Bundesamt für Sicherheit in der Informationstechnik

M 4.377 Überprüfung der Signaturen von Mac OS X Anwendungen

Verantwortlich für Initiierung: IT-Sicherheitsbeauftragter, Leiter IT

Verantwortlich für Umsetzung: Administrator

Seit Mac OS X 10.5 ist jede ausführbare Betriebssystemkomponente von Apple digital signiert. Dritthersteller sind ebenfalls dazu aufgefordert, ihre eigenen Programme zu signieren. Wird ein signiertes Programm in irgendeiner Form verändert, zum Beispiel durch Schadsoftware, so wird die Signatur ungültig. Wird ein neues Programm eingesetzt, muss daher dessen Signatur überprüft werden. Liegen keine Signaturinformationen vor, sollte das Programm zumindest mit einem Viren-Schutzprogramm überprüft werden. Um die Gültigkeit einer Signatur zu überprüfen, wird von Apple eine Public-Key-Infrastruktur verwendet, ähnlich wie bei HTTPS -Webseiten. Die Administratoren sollten im Umgang mit dem Befehl "codesign" geschult werden, um jedes neue Programm einer einmaligen Signaturprüfung unterziehen zu können.

Ob ein Programm eine gültige Signatur hat, kann mit folgendem Kommandozeilen-Befehl überprüft werden:

codesign --verify --verbose /Pfad/zur_Datei/Dateiname.app

Handelt es sich um eine gültige Signatur, so entspricht die Datei dem vom Hersteller vertriebenen Original und wurde nicht verändert. Somit kann mit einer Signaturprüfung eine mögliche Manipulation auf dem Übertragungsweg ausgeschlossen werden.

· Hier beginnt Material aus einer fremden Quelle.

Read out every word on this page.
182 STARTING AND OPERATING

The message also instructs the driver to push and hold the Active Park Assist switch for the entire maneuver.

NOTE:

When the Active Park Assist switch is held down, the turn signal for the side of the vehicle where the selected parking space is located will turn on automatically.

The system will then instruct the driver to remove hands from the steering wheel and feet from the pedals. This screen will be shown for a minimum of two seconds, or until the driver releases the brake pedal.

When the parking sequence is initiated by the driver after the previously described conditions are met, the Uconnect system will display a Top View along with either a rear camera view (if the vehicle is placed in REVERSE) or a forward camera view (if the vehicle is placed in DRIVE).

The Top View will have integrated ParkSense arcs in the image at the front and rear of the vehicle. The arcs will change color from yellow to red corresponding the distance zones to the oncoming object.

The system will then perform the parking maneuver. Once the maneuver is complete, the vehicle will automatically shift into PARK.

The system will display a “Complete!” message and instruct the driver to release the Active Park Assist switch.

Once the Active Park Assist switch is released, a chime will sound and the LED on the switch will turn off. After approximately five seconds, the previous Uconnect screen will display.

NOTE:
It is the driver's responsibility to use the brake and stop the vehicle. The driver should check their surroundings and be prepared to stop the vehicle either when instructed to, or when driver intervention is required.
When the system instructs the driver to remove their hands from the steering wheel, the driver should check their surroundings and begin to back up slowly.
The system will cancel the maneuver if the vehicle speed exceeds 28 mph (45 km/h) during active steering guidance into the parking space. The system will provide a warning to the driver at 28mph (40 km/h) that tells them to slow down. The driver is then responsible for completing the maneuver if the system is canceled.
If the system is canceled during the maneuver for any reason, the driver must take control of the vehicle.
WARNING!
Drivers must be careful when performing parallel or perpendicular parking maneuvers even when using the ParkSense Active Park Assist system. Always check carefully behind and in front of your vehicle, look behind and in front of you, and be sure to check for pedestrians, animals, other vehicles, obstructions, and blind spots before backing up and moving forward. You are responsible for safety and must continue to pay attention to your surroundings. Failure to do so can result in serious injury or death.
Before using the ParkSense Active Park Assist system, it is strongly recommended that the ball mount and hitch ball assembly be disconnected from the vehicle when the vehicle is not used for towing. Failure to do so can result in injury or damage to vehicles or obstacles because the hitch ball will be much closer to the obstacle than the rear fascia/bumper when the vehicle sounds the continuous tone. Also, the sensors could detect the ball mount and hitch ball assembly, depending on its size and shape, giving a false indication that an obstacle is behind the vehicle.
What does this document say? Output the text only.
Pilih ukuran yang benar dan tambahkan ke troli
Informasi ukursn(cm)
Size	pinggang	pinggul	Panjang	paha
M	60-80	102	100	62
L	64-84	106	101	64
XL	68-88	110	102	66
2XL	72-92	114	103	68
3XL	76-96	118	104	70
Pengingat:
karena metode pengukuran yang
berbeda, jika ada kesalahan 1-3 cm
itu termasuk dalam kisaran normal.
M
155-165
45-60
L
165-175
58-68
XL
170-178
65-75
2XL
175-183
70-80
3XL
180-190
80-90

Signaturen werden ebenfalls genutzt, um Programme eindeutig wiederzuerkennen. So ist sichergestellt, dass für diese Programme die entsprechenden Einstellungen in der "Eltern-Kontrolle", der Firewall und dem Schlüsselbund gelten.

Prüffragen:

  • Werden die digitalen Signaturen von Mac OS X Anwendungen vor der Installation überprüft?